Gary took me to Disney Hall to hear the phenomenal jazz master, Sonny Rollins.  And he was all that.  At 80, he walked with the kind of old man shuffle that Red Foxx affected in Sanford and Son, but he played like the ageless jazz god that he is.  Here’s a link to Gary’s post Saxophone Colossus about the concert on FourStory. If you’re not familiar with Rollins sound, have a listen here:

Sonny Rollins is part of the jazz tradition that the late great Malachai Thompson wrote about in his article called The Evolution of Jazz and the Survival of Our Democratic Society.

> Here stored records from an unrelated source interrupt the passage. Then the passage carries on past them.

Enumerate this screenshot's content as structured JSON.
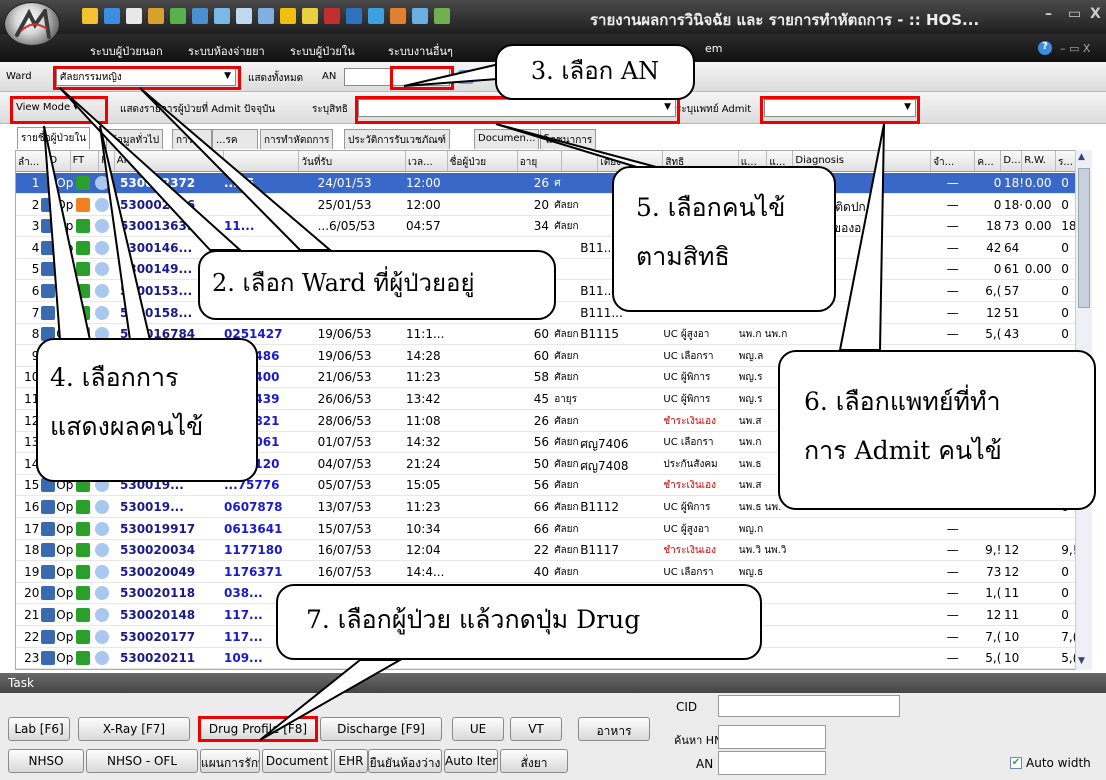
{
  "window": {
    "title": "รายงานผลการวินิจฉัย และ รายการทำหัตถการ - :: HOS...",
    "min": "–",
    "max": "▭",
    "close": "X"
  },
  "menubar": {
    "items": [
      "ระบบผู้ป่วยนอก",
      "ระบบห้องจ่ายยา",
      "ระบบผู้ป่วยใน",
      "ระบบงานอื่นๆ",
      "em"
    ],
    "help": "?",
    "controls": "– ▭ X"
  },
  "toolbar1": {
    "ward_label": "Ward",
    "ward_value": "ศัลยกรรมหญิง",
    "show_all": "แสดงทั้งหมด",
    "an_label": "AN",
    "an_value": ""
  },
  "toolbar2": {
    "view_mode": "View Mode",
    "show_current": "แสดงรายการผู้ป่วยที่ Admit ปัจจุบัน",
    "rights_label": "ระบุสิทธิ",
    "rights_value": "",
    "doctor_label": "ระบุแพทย์ Admit",
    "doctor_value": ""
  },
  "tabs": [
    "รายชื่อผู้ป่วยใน",
    "ข้อมูลทั่วไป",
    "การ...",
    "...รค",
    "การทำหัตถการ",
    "ประวัติการรับเวชภัณฑ์",
    "Documen...",
    "โภชนาการ"
  ],
  "columns": [
    "ลำ...",
    "O",
    "FT",
    "F.",
    "AN",
    "",
    "วันที่รับ",
    "เวล...",
    "ชื่อผู้ป่วย",
    "อายุ",
    "",
    "เตียง",
    "สิทธิ",
    "แ...",
    "แ...",
    "Diagnosis",
    "จำ...",
    "ค...",
    "D...",
    "R.W.",
    "ร...",
    "ชำ..."
  ],
  "rows": [
    {
      "no": "1",
      "op": "Op",
      "an": "530002372",
      "hn": "...85",
      "date": "24/01/53",
      "time": "12:00",
      "age": "26",
      "ward": "ศ",
      "bed": "",
      "right": "",
      "doc": "",
      "diag": "Cellu",
      "dash": "—",
      "c1": "0",
      "c2": "18!",
      "rw": "0.00",
      "c3": "0",
      "c4": "0",
      "sel": true,
      "ft": "green"
    },
    {
      "no": "2",
      "op": "Op",
      "an": "530002526",
      "hn": "",
      "date": "25/01/53",
      "time": "12:00",
      "age": "20",
      "ward": "ศัลยก",
      "bed": "",
      "right": "",
      "doc": "",
      "diag": "- กล้ ... ติดปก",
      "dash": "—",
      "c1": "0",
      "c2": "18·",
      "rw": "0.00",
      "c3": "0",
      "c4": "0",
      "sel": false,
      "ft": "orange"
    },
    {
      "no": "3",
      "op": "Op",
      "an": "530013639",
      "hn": "11...",
      "date": "...6/05/53",
      "time": "04:57",
      "age": "34",
      "ward": "ศัลยก",
      "bed": "",
      "right": "",
      "doc": "",
      "diag": "การ ... ของอ",
      "dash": "—",
      "c1": "18",
      "c2": "73",
      "rw": "0.00",
      "c3": "18",
      "c4": "0",
      "sel": false,
      "ft": "green"
    },
    {
      "no": "4",
      "op": "Op",
      "an": "5300146...",
      "hn": "",
      "date": "",
      "time": "",
      "age": "",
      "ward": "",
      "bed": "B11...",
      "right": "",
      "doc": "",
      "diag": "",
      "dash": "—",
      "c1": "42",
      "c2": "64",
      "rw": "",
      "c3": "0",
      "c4": "0",
      "sel": false,
      "ft": "green"
    },
    {
      "no": "5",
      "op": "Op",
      "an": "5300149...",
      "hn": "",
      "date": "",
      "time": "",
      "age": "",
      "ward": "",
      "bed": "",
      "right": "",
      "doc": "",
      "diag": "ial",
      "dash": "—",
      "c1": "0",
      "c2": "61",
      "rw": "0.00",
      "c3": "0",
      "c4": "0",
      "sel": false,
      "ft": "green"
    },
    {
      "no": "6",
      "op": "Op",
      "an": "5300153...",
      "hn": "",
      "date": "",
      "time": "",
      "age": "",
      "ward": "",
      "bed": "B11...",
      "right": "",
      "doc": "",
      "diag": "",
      "dash": "—",
      "c1": "6,(",
      "c2": "57",
      "rw": "",
      "c3": "0",
      "c4": "0",
      "sel": false,
      "ft": "green"
    },
    {
      "no": "7",
      "op": "Op",
      "an": "5300158...",
      "hn": "",
      "date": "",
      "time": "",
      "age": "",
      "ward": "",
      "bed": "B111...",
      "right": "",
      "doc": "",
      "diag": "",
      "dash": "—",
      "c1": "12",
      "c2": "51",
      "rw": "",
      "c3": "0",
      "c4": "0",
      "sel": false,
      "ft": "green"
    },
    {
      "no": "8",
      "op": "Op",
      "an": "530016784",
      "hn": "0251427",
      "date": "19/06/53",
      "time": "11:1...",
      "age": "60",
      "ward": "ศัลยก",
      "bed": "B1115",
      "right": "UC ผู้สูงอา",
      "doc": "นพ.ก นพ.ก",
      "diag": "",
      "dash": "—",
      "c1": "5,(",
      "c2": "43",
      "rw": "",
      "c3": "0",
      "c4": "0",
      "sel": false,
      "ft": "green"
    },
    {
      "no": "9",
      "op": "Op",
      "an": "530016...",
      "hn": "...88486",
      "date": "19/06/53",
      "time": "14:28",
      "age": "60",
      "ward": "ศัลยก",
      "bed": "",
      "right": "UC เลือกรา",
      "doc": "พญ.ล",
      "diag": "",
      "dash": "—",
      "c1": "6,(",
      "c2": "39",
      "rw": "",
      "c3": "0",
      "c4": "0",
      "sel": false,
      "ft": "green"
    },
    {
      "no": "10",
      "op": "Op",
      "an": "530017...",
      "hn": "...08400",
      "date": "21/06/53",
      "time": "11:23",
      "age": "58",
      "ward": "ศัลยก",
      "bed": "",
      "right": "UC ผู้พิการ",
      "doc": "พญ.ร",
      "diag": "",
      "dash": "—",
      "c1": "",
      "c2": "",
      "rw": "",
      "c3": "0",
      "c4": "0",
      "sel": false,
      "ft": "green"
    },
    {
      "no": "11",
      "op": "Op",
      "an": "530017...",
      "hn": "...51439",
      "date": "26/06/53",
      "time": "13:42",
      "age": "45",
      "ward": "อายุร",
      "bed": "",
      "right": "UC ผู้พิการ",
      "doc": "พญ.ร",
      "diag": "",
      "dash": "—",
      "c1": "",
      "c2": "",
      "rw": "",
      "c3": "0",
      "c4": "0",
      "sel": false,
      "ft": "green"
    },
    {
      "no": "12",
      "op": "Op",
      "an": "530017...",
      "hn": "...74821",
      "date": "28/06/53",
      "time": "11:08",
      "age": "26",
      "ward": "ศัลยก",
      "bed": "",
      "right": "ชำระเงินเอง",
      "doc": "นพ.ส",
      "diag": "",
      "dash": "—",
      "c1": "",
      "c2": "",
      "rw": "",
      "c3": "0",
      "c4": "0",
      "sel": false,
      "ft": "green",
      "red": true
    },
    {
      "no": "13",
      "op": "Op",
      "an": "530018...",
      "hn": "...22061",
      "date": "01/07/53",
      "time": "14:32",
      "age": "56",
      "ward": "ศัลยก",
      "bed": "ศญ7406",
      "right": "UC เลือกรา",
      "doc": "นพ.ก",
      "diag": "",
      "dash": "—",
      "c1": "",
      "c2": "",
      "rw": "",
      "c3": "0",
      "c4": "0",
      "sel": false,
      "ft": "green"
    },
    {
      "no": "14",
      "op": "Op",
      "an": "530018...",
      "hn": "...78120",
      "date": "04/07/53",
      "time": "21:24",
      "age": "50",
      "ward": "ศัลยก",
      "bed": "ศญ7408",
      "right": "ประกันสังคม",
      "doc": "นพ.ธ",
      "diag": "",
      "dash": "—",
      "c1": "",
      "c2": "",
      "rw": "",
      "c3": "0",
      "c4": "0",
      "sel": false,
      "ft": "green"
    },
    {
      "no": "15",
      "op": "Op",
      "an": "530019...",
      "hn": "...75776",
      "date": "05/07/53",
      "time": "15:05",
      "age": "56",
      "ward": "ศัลยก",
      "bed": "",
      "right": "ชำระเงินเอง",
      "doc": "นพ.ส",
      "diag": "",
      "dash": "—",
      "c1": "",
      "c2": "",
      "rw": "",
      "c3": "0",
      "c4": "0",
      "sel": false,
      "ft": "green",
      "red": true
    },
    {
      "no": "16",
      "op": "Op",
      "an": "530019...",
      "hn": "0607878",
      "date": "13/07/53",
      "time": "11:23",
      "age": "66",
      "ward": "ศัลยก",
      "bed": "B1112",
      "right": "UC ผู้พิการ",
      "doc": "นพ.ธ นพ.",
      "diag": "",
      "dash": "—",
      "c1": "",
      "c2": "",
      "rw": "",
      "c3": "0",
      "c4": "0",
      "sel": false,
      "ft": "green"
    },
    {
      "no": "17",
      "op": "Op",
      "an": "530019917",
      "hn": "0613641",
      "date": "15/07/53",
      "time": "10:34",
      "age": "66",
      "ward": "ศัลยก",
      "bed": "",
      "right": "UC ผู้สูงอา",
      "doc": "พญ.ก",
      "diag": "",
      "dash": "—",
      "c1": "",
      "c2": "",
      "rw": "",
      "c3": "",
      "c4": "0",
      "sel": false,
      "ft": "green"
    },
    {
      "no": "18",
      "op": "Op",
      "an": "530020034",
      "hn": "1177180",
      "date": "16/07/53",
      "time": "12:04",
      "age": "22",
      "ward": "ศัลยก",
      "bed": "B1117",
      "right": "ชำระเงินเอง",
      "doc": "นพ.วิ นพ.วิ",
      "diag": "",
      "dash": "—",
      "c1": "9,!",
      "c2": "12",
      "rw": "",
      "c3": "9,!",
      "c4": "0",
      "sel": false,
      "ft": "green",
      "red": true
    },
    {
      "no": "19",
      "op": "Op",
      "an": "530020049",
      "hn": "1176371",
      "date": "16/07/53",
      "time": "14:4...",
      "age": "40",
      "ward": "ศัลยก",
      "bed": "",
      "right": "UC เลือกรา",
      "doc": "พญ.ธ",
      "diag": "",
      "dash": "—",
      "c1": "73",
      "c2": "12",
      "rw": "",
      "c3": "0",
      "c4": "0",
      "sel": false,
      "ft": "green"
    },
    {
      "no": "20",
      "op": "Op",
      "an": "530020118",
      "hn": "038...",
      "date": "",
      "time": "",
      "age": "",
      "ward": "",
      "bed": "",
      "right": "",
      "doc": "",
      "diag": "",
      "dash": "—",
      "c1": "1,(",
      "c2": "11",
      "rw": "",
      "c3": "0",
      "c4": "0",
      "sel": false,
      "ft": "green"
    },
    {
      "no": "21",
      "op": "Op",
      "an": "530020148",
      "hn": "117...",
      "date": "",
      "time": "",
      "age": "",
      "ward": "",
      "bed": "",
      "right": "",
      "doc": "",
      "diag": "",
      "dash": "—",
      "c1": "12",
      "c2": "11",
      "rw": "",
      "c3": "0",
      "c4": "0",
      "sel": false,
      "ft": "green"
    },
    {
      "no": "22",
      "op": "Op",
      "an": "530020177",
      "hn": "117...",
      "date": "",
      "time": "",
      "age": "",
      "ward": "",
      "bed": "",
      "right": "",
      "doc": "",
      "diag": "",
      "dash": "—",
      "c1": "7,(",
      "c2": "10",
      "rw": "",
      "c3": "7,(",
      "c4": "0",
      "sel": false,
      "ft": "green"
    },
    {
      "no": "23",
      "op": "Op",
      "an": "530020211",
      "hn": "109...",
      "date": "",
      "time": "",
      "age": "",
      "ward": "",
      "bed": "",
      "right": "",
      "doc": "",
      "diag": "",
      "dash": "—",
      "c1": "5,(",
      "c2": "10",
      "rw": "",
      "c3": "5,(",
      "c4": "0",
      "sel": false,
      "ft": "green"
    }
  ],
  "task": {
    "header": "Task",
    "row1": [
      "Lab [F6]",
      "X-Ray [F7]",
      "Drug Profile [F8]",
      "Discharge [F9]",
      "UE",
      "VT",
      "อาหาร"
    ],
    "row2": [
      "NHSO",
      "NHSO - OFL",
      "แผนการรักษา",
      "Document",
      "EHR",
      "ยืนยันห้องว่าง",
      "Auto Item",
      "สั่งยา"
    ],
    "cid_label": "CID",
    "hn_label": "ค้นหา HN",
    "an_label": "AN",
    "auto_width": "Auto width"
  },
  "callouts": {
    "c2": "2. เลือก Ward ที่ผู้ป่วยอยู่",
    "c3": "3. เลือก AN",
    "c4a": "4. เลือกการ",
    "c4b": "แสดงผลคนไข้",
    "c5a": "5. เลือกคนไข้",
    "c5b": "ตามสิทธิ",
    "c6a": "6. เลือกแพทย์ที่ทำ",
    "c6b": "การ Admit คนไข้",
    "c7": "7. เลือกผู้ป่วย แล้วกดปุ่ม  Drug"
  },
  "colors": {
    "selection": "#3a68c8",
    "annotation_red": "#e00000",
    "title_bar": "#2b2b2b"
  }
}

Thompson wanted people to understand the “parallels between the principles that govern jazz and our constitutionally guaranteed freedoms and liberties inherent in our democratic society.”  He lists three and discusses them in the article:

1.  Jazz requires performers to be informed (you can’t jam if you don’t know the music and the changes)
2.  Jazz sounds best when there is group cohesiveness (the jazz group is only as good as its weakest member)
3.  Most jazz groups require that each member contribute as a soloist. (everyone has a chance to lead and to follow)

Thompson reminds us that he is talking about when jazz is at its best.  It is bluegrass at its best.  It is son jarocho at its best.  These are the musics of democracy —  the kind of music and democracy that most of us crave when it is there to be experienced.